Naomi Klein, author of Shock Doctrine, in Toronto on Aug. 31, 2007. (Frank Gunn/Canadian Press)Naomi Klein, author of Shock Doctrine, in Toronto on Aug. 31, 2007. (Frank Gunn/Canadian Press)

Shock Doctrine, a documentary based on the book by Canadian journalist Naomi Klein, will be a centerpiece of the 2010 Sundance Film Festival in Park City, Utah.

The film by directors Michael Winterbottom and Mat Whitecross will have its North American premiere at Sundance on Jan. 28, 2010, as the kickoff for the festival's awards weekend.

But it's also at the centre of a new thrust by festival founder Robert Redford to "share opinions, discuss the key issues of our day and reflect on the role art plays in social change."

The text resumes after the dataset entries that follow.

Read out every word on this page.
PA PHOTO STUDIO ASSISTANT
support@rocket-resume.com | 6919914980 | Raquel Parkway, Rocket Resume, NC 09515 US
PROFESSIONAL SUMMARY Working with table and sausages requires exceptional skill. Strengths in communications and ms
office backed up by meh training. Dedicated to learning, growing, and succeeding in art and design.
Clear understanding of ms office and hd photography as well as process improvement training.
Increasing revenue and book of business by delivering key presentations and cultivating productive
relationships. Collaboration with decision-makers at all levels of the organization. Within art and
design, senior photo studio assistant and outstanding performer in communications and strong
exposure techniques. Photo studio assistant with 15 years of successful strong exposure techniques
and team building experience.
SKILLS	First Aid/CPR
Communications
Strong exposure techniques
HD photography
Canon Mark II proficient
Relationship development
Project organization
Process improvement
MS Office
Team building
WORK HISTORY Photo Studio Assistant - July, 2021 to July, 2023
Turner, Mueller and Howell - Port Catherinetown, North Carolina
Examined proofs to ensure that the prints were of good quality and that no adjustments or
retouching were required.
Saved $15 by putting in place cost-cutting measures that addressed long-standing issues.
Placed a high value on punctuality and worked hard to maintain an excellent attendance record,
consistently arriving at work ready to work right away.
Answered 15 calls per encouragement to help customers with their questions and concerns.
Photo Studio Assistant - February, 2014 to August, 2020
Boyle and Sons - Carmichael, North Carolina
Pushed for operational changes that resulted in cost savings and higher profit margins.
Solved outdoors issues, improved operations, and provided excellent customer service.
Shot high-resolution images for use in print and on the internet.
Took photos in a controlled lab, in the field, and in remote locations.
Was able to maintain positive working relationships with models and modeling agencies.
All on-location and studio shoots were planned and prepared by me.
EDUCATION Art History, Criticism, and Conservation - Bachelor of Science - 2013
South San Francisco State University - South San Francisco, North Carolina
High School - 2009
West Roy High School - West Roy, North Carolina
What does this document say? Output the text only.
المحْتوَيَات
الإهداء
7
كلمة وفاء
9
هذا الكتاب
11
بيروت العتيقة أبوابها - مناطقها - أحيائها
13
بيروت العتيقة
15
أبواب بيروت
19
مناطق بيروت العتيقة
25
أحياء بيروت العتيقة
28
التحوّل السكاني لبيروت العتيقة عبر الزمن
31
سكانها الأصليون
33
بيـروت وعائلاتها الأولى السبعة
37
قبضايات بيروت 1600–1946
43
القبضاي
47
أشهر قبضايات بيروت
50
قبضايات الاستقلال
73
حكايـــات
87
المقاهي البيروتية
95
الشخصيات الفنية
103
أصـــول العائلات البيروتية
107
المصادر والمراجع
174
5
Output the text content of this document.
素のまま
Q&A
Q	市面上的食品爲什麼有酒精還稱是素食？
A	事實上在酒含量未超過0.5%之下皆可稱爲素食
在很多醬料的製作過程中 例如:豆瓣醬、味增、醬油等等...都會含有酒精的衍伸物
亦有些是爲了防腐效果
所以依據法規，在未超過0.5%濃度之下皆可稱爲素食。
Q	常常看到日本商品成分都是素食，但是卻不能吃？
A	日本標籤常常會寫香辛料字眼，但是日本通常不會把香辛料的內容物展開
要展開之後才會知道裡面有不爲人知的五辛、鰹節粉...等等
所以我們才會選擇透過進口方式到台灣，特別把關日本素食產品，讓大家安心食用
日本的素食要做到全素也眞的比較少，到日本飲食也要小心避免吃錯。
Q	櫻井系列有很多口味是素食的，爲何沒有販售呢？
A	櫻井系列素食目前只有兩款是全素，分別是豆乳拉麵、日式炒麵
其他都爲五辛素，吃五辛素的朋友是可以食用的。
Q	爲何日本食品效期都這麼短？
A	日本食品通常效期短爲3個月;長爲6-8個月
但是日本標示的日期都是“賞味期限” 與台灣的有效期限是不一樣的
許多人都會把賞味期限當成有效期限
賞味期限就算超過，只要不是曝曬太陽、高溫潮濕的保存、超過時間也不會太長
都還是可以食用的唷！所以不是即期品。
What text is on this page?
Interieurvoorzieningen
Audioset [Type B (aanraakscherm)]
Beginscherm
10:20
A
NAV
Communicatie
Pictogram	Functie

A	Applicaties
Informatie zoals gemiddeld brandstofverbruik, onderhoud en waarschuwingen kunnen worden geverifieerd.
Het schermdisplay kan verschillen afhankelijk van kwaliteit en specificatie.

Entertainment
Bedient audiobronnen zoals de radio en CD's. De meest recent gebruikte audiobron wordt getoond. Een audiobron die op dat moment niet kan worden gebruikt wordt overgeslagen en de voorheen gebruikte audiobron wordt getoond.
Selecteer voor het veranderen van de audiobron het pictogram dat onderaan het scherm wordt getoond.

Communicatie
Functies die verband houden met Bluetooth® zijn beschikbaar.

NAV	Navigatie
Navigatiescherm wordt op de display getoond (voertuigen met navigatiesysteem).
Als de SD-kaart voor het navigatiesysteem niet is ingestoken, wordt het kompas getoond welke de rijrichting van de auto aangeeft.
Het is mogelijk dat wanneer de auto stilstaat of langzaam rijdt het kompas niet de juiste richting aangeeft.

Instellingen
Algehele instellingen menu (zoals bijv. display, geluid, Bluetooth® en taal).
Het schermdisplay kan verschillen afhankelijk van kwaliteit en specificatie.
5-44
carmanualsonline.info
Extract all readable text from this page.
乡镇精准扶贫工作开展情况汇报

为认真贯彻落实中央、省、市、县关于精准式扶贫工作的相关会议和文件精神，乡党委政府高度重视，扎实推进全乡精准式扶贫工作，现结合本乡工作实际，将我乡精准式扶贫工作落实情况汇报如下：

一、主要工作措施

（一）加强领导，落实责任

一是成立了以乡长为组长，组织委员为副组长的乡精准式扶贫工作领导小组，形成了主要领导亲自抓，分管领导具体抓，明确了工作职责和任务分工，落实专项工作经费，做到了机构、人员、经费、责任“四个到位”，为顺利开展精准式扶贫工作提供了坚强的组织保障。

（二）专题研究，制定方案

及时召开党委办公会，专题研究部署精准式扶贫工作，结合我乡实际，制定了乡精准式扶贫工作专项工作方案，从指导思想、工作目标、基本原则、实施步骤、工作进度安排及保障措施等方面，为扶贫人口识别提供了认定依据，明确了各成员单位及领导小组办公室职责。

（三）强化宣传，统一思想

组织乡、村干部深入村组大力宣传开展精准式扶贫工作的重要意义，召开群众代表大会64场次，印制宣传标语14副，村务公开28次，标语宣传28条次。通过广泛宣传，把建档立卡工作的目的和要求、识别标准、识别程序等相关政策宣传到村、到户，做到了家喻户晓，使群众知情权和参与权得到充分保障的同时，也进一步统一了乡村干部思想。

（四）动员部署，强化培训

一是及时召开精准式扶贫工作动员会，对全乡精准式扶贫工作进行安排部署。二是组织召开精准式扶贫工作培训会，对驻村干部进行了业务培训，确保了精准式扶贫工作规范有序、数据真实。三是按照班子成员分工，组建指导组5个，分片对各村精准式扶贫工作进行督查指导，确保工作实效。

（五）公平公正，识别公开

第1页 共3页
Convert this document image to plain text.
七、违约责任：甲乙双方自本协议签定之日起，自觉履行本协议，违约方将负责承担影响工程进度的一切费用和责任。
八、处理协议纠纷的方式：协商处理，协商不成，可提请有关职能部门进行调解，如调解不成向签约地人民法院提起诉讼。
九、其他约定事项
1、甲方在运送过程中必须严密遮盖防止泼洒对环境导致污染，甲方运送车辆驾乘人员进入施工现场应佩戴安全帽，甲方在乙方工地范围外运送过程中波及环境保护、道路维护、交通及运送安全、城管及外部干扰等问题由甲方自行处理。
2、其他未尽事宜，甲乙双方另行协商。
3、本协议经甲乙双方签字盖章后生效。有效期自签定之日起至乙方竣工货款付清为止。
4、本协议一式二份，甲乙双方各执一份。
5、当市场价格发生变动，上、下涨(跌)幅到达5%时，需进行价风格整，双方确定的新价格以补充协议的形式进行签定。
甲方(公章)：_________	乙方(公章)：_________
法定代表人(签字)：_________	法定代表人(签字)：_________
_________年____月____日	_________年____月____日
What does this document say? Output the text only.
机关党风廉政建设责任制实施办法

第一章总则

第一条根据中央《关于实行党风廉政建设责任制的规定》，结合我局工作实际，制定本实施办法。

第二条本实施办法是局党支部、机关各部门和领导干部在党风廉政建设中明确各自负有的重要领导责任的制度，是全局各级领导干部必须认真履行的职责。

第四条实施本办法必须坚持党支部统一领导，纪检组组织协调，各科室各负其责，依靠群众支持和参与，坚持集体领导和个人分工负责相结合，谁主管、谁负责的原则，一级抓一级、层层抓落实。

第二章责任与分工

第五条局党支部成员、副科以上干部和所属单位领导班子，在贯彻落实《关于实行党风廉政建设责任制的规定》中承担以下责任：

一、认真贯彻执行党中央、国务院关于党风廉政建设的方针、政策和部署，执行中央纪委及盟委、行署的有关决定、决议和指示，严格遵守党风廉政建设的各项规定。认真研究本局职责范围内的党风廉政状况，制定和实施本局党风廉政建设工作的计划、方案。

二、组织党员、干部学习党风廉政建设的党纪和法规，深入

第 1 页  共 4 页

Klein's book, which won the Warwick Prize, is an exposé of how shock is used by powerful interests to manipulate economic policy around the globe. Free market policies are pushed through at times of disaster and political upheaval, she argues, often to the detriment of local populations.

Montreal-born Klein is also author of No Logo as well as a widely published political and social thinker. However, she has removed her name from the credits of the film version of Shock Doctrine.

Whitecross, the American director behind The Road to Guantanamo, and Winterbottom, the British director who worked with him on the same film, presented Shock Doctrine as a work in progress at the Berlin Film Festival.

While Shock Doctrine is rolling in Park City, Utah, the Sundance Film Festival will be taking to the road to screen thought-provoking films.

Eight filmmakers and their features will be sent to art houses in eight different cities, including San Francisco, Los Angeles, Chicago, Brooklyn, N.Y., Nashville, Tenn., Madison, Wis., Ann Arbor, Mich., and Brookline, Mass.

The directors will introduce their work and answer audience questions afterward.

Redford is hoping to expand the reach of the festival with the road show, whose movies will be announced after the festival lineup is released in December.

"The concept behind Sundance Film Festival U.S.A. is to ignite dialogue as people across the country engage in a collective film experience. It is an extension of the work we have done for decades: supporting the independent voice, bringing artists to the table and inserting art more and more into the social context of how we live," Redford said in a statement released Wednesday.

The festival, a showcase of independent cinema, runs Jan. 21-31 in Park City, Utah.